L’année 2007, si elle a constitué le faîte et le déclin de la Nayda, n’a pas signé son arrêt de mort pour autant. D’autres disciplines artistiques vont rejoindre le mouvement, confortées par l’arrivée d’un certain nombre d’artistes de la diaspora séduite par cette nouvelle dynamique. D’abord, le cinéma avec une génération de réalisateurs tels que Nabil Ayouch, Nourredine Lakhmari ou Narjis Nejjar ensuite l’art contemporain avec des artistes comme Hassan Darsi, Mohammed El Baz, ou encore Amina Agueznay. Sous la houlette du festival L’Boulvard, les arts urbains et  les arts vivants se structurent.
En 2009, à l’initiative de Casamémoire, l’association pour la protection du patrimoine architectural, eut lieu le  premier festival d’arts urbains dans le monde arabe, aux anciens abattoirs de Casablanca, transformés depuis en fabrique culturelle. Plus qu’un festival, un véritable manifeste qui a réuni pour la première fois plusieurs disciplines: Installations d’art contemporain, expositions photographiques, démonstrations de break dance, spectacles de marionnettes, ateliers 3D, défilé de mode, fanfare et concerts de rock, projections de documentaires et d’art vidéo… Les Transculturelles des Abattoirs portaient bien leur nom. Inaugurant la reconversion du lieu en espace d’art urbain, l’évènement a rassemblé quelque 200 artistes et plus de 15 000 visiteurs.
Aujourd’hui la scène musicale reste très active et certains groupes issus de cette mouvance continuent une belle carrière.
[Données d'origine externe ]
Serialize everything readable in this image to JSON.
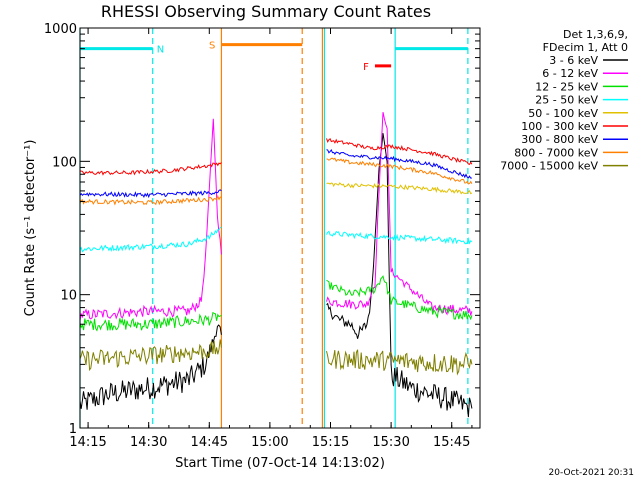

C’est le cas des Hoba Hoba spirit, capable encore aujourd’hui de réunir quelque 160 000 spectateurs en un concert et qui ont fait une trentaine de dates aux Etats-Unis en 2014. Don Bigg reste aussi l’un des rappeurs les plus écoutés.
D’autres artistes de la scène actuelle peuvent être considérés comme les héritiers de la Nayda: les chanteuses Oum et Hindi Zahra qui entament toutes les deux une carrière internationale, le chanteur de rock Yahya Zitane.
L’autre acquis de la Nayda est la réappropriation de la culture par la société civile. Le centre de musiques actuelles Boultek, installé dans les locaux du Technoparc à Casablanca a été l’un des premiers centres indépendants. Encadrement des artistes, formations aux techniques de la scène, studio d’enregistrement, le Boultek a été créé par l’association l’EAC/L’Boulvard, celle qui a créé le premier festival  de musique urbaine, d’autres centres ont suivi ; Les étoiles de Sidi moumen, créé par le réalisateur Nabil Ayouch et l’artiste Mahi Binebine, la fondation Hiba, à Rabat,  créée à l’initiative du Roi Mohammed VI, ou encore l’Uzine de la fondation Touria et Abdelaziz Tazi. Des espaces d’expérimentation et de création dans l’art contemporain ont également vu le jour, comme la source du lion de l’artiste Hassan Darsi ou encore  le Cube Independent art room toujours dans la capitale.